また祖母は、作り物の中では絹さやえんどう、それに春にはワラビ、秋には松茸などを野山で採ってきて、地元の業者さんに買い取ってもらっていました。五右衛門風呂を沸かすために山で枯枝を集めてくることも必要です。祖母が何をするにしても、幼いころのわたしはその後ろをついてまわっていました。
四人きょうだいの末っ子だった祖母は、他のきょうだいからかわいがってもらっていたという話を聞きます。祖母は気持ちが明るく、そしてお出かけが好きな人でもありました。
母と一緒に暮らせるようになったのは、小学校五年生になる春でした。伯母の住む町とは反対方向にある、列車の駅二つめの町で新しい生活が始まりました。
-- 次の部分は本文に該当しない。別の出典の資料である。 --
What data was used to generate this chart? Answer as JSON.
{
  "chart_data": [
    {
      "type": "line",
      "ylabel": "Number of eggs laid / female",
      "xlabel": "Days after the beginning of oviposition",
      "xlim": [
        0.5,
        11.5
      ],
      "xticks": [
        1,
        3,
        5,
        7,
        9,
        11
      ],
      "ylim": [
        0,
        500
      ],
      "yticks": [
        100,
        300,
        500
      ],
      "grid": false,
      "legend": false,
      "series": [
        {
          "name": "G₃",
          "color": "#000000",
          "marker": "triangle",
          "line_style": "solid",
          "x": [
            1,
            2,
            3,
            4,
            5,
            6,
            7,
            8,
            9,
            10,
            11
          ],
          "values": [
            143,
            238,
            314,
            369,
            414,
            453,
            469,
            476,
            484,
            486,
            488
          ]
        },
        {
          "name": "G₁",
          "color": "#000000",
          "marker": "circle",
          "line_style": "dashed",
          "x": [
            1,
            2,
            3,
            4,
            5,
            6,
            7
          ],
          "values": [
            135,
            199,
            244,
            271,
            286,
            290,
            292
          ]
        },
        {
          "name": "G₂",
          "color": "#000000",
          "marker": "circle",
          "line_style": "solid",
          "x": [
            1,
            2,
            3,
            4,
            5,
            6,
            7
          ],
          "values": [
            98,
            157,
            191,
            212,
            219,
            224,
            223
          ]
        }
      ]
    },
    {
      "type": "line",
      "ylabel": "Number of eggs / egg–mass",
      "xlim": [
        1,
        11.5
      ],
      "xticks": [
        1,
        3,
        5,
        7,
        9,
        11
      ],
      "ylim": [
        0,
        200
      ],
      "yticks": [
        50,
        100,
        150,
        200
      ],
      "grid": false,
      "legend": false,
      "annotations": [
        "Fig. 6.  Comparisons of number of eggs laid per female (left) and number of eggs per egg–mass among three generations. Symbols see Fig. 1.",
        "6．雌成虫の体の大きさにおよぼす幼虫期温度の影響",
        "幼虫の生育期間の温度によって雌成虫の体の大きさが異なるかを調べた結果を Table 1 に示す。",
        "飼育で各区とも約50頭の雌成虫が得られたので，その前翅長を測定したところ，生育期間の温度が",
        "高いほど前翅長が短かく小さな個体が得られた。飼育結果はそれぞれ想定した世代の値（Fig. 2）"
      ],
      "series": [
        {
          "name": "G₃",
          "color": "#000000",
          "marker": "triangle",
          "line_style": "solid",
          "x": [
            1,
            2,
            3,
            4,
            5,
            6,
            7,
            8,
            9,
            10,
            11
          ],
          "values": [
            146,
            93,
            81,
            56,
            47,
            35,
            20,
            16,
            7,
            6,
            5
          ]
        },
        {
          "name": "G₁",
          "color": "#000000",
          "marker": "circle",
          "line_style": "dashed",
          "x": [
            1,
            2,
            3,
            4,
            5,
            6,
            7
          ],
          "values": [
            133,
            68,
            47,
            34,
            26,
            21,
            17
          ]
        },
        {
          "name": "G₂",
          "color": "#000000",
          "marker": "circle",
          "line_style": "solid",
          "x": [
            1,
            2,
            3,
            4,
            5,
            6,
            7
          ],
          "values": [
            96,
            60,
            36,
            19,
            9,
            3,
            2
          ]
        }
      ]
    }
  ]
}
家は木造の古い借家で、母は勤めから帰って夜眠るまでの間に、家の中の掃除をすることが日課でした。そんな中でわたしは、毎日忙しく働く母親から「だらしない」などと言われると、目に見えた自分の今の状態ではなくて、人間性を否定されているように感じる子どもでした。母にすれば、流していくことがわからなかったわたしのことをもどかしく感じていただろうと思います。
祖母と母がわたしのことを慈しんで育ててくれたことにまちがいはありません。ただ若いころ、祖母と母がわたしのことをこんなふうに育ててくれたらよかったのに、と思うことがありました。ところが、自分が母となり子育てを経験したあと振り返ってみると、未熟で至らないところが多くあることに気づきました。それとともに、あのころの自分ができることだったのだとも納得します。そのように思ったとき、祖母も母もできるかぎりのことをしてくれたのだと感謝する気持ち以外何も残りませんでした。
また、祖母や母が他の人のことをとやかく言うことがなかったのは、自分という人間のことをわかっていて、がんばるばかりでなく、ちょっとした楽しみや息ぬきを持っていたからではないかと思われます。
自分だけ、他の人だけ、どちらかを特別にたいせつにすることはできないのだと感じます。もともと心の中は、平坦に広がっているのかもしれません。